How this started

The problem I was tired of

I play a lot of board games. Complex ones — the kind where mid-game rule disputes stop the table for 10 minutes while someone excavates a 60-page rulebook looking for the one sentence that covers this exact edge case.

I got tired of it.

Not the complexity — I love complex games. I got tired of the friction. The rulebook was right there, the answer was somewhere in it, and yet finding it took longer than just playing the disputed move and moving on.

The first version

The first version of Board Game Librarian was a Telegram bot. I built it in late 2025. It could answer questions about exactly one game — the one I was playing most at the time. The pipeline was simple: upload PDF, chunk it, embed it, query it. The bot lived in our gaming group Telegram channel.

It worked well enough that I kept improving it.

From one game to a library

The jump from "works for one game" to "works for any game" required solving the game detection problem. Not every question includes the game name. "Can I take back a move?" could be about any of a hundred games. I built the game context system to track which game the conversation is about, and the game discovery system to find new games in our library.
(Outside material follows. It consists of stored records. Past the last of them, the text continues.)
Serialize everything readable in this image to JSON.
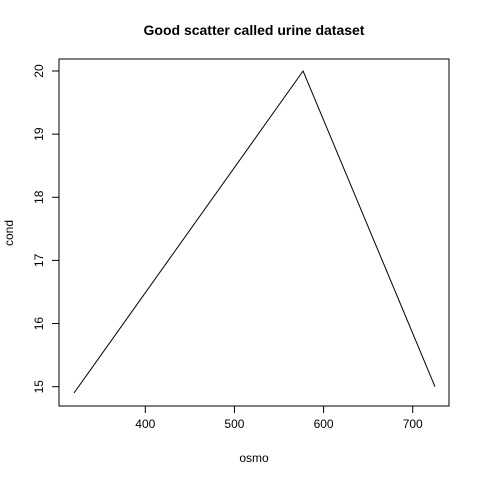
{
  "chart_data": {
    "type": "line",
    "title": "Good scatter called urine dataset",
    "xlabel": "osmo",
    "ylabel": "cond",
    "xlim": [
      320,
      725
    ],
    "ylim": [
      14.9,
      20.0
    ],
    "x_ticks": [
      400,
      500,
      600,
      700
    ],
    "y_ticks": [
      15,
      16,
      17,
      18,
      19,
      20
    ],
    "grid": false,
    "series": [
      {
        "x": [
          320,
          577,
          725
        ],
        "y": [
          14.9,
          20.0,
          15.0
        ]
      }
    ]
  }
}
By the time I had 100 games in the library, the architecture had evolved significantly:

On-demand chunking — batch-processing thousands of PDFs nobody asks about is wasteful
Two-tier escalation — confidence-based escalation to forum knowledge handles 95% of edge cases
Multi-language — most of my users were not English speakers

What it is now

Board Game Librarian is now a multi-channel system: Telegram bot, web chat, and an embeddable widget for publisher websites. The library has 3,300+ rulebooks. Ten languages are supported.
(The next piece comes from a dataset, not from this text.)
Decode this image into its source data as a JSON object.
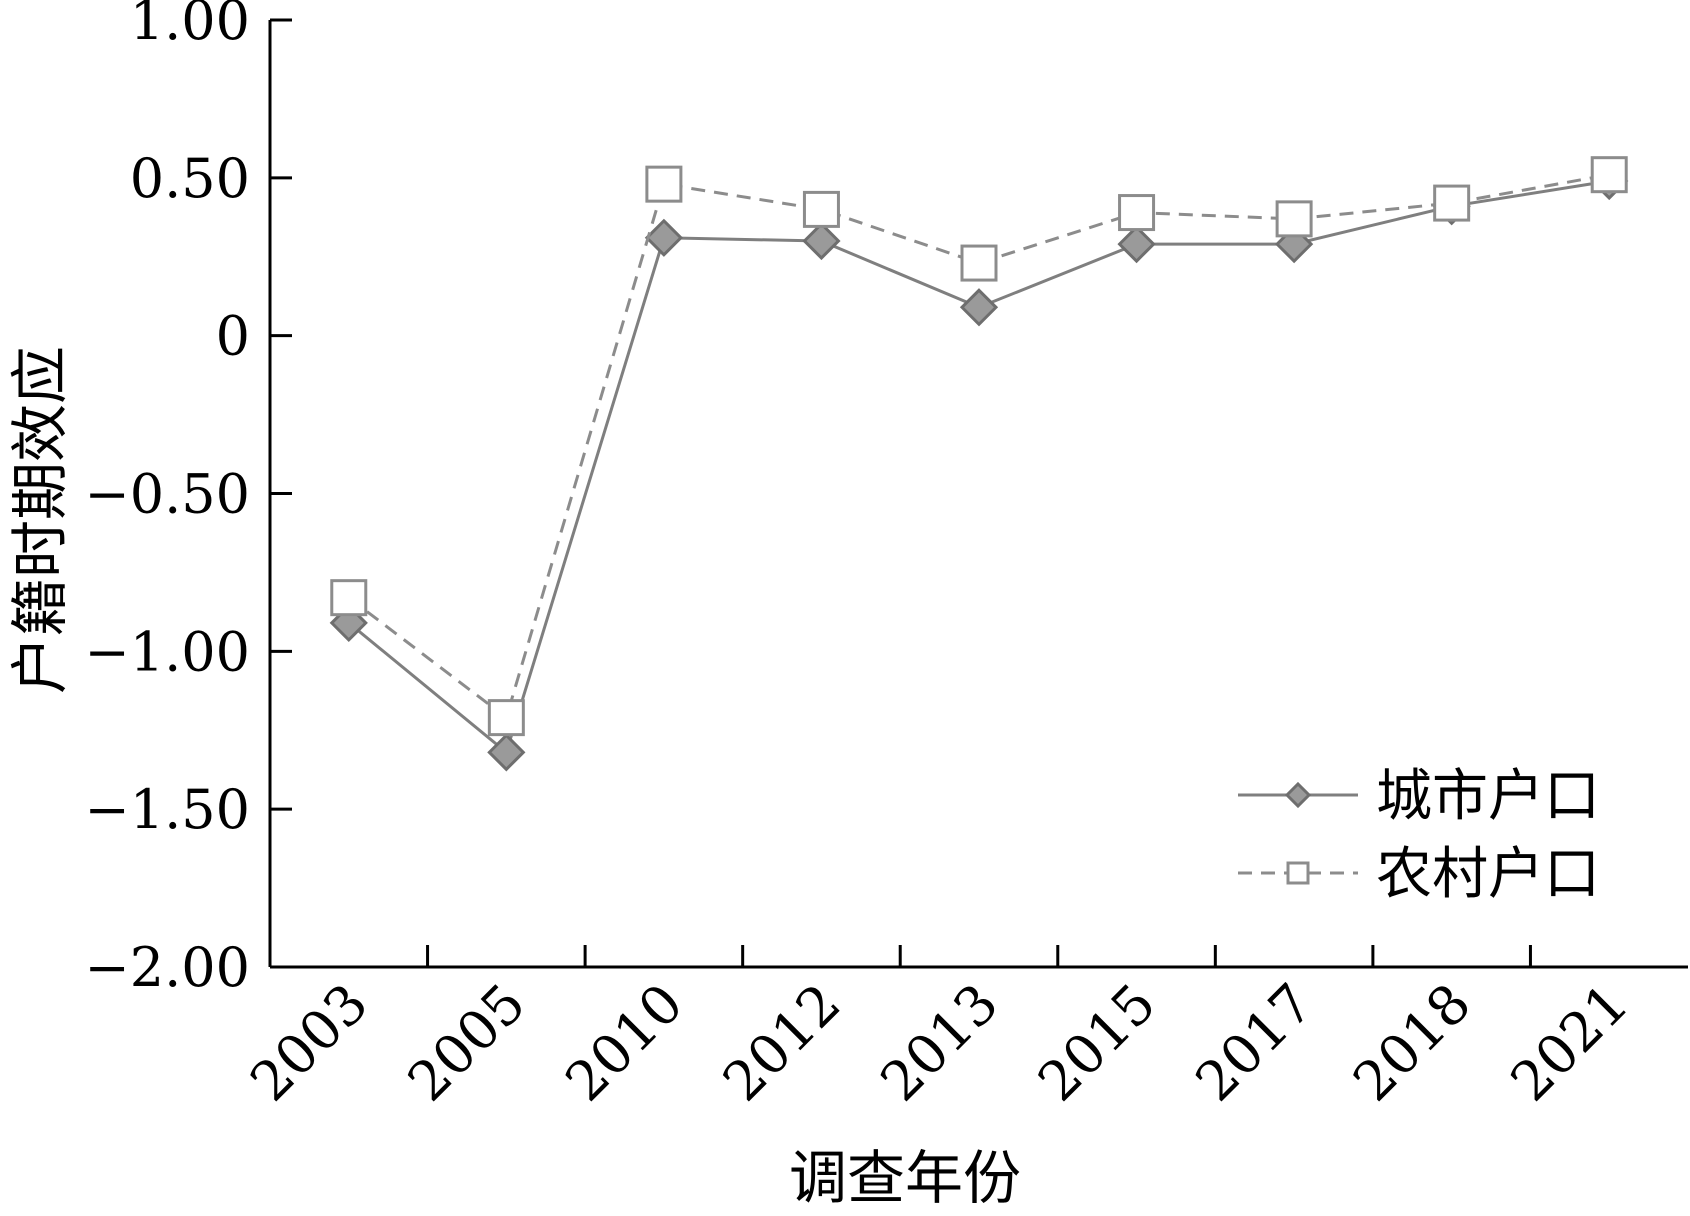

The architecture is more complex than I originally intended — 20 background services, a custom RAG pipeline, vector search, BERTopic corpus analysis. But each piece was added because the simpler version had a real failure mode that needed addressing.

What I learned

The hardest problem was not AI or vector search. It was data quality. Getting clean text out of PDFs with two-column layouts, footnotes, and tables-within-tables is genuinely hard. Apache Tika handles it better than I expected, but it still produces errors on edge cases.

The second hardest problem was language. Not adding language support — that was straightforward. The hard part was ensuring that the system never confidently answers in the wrong language, never mixes languages mid-response, and never uses game-specific vocabulary to guess the language (because "Wingspan" appears in Italian sentences too).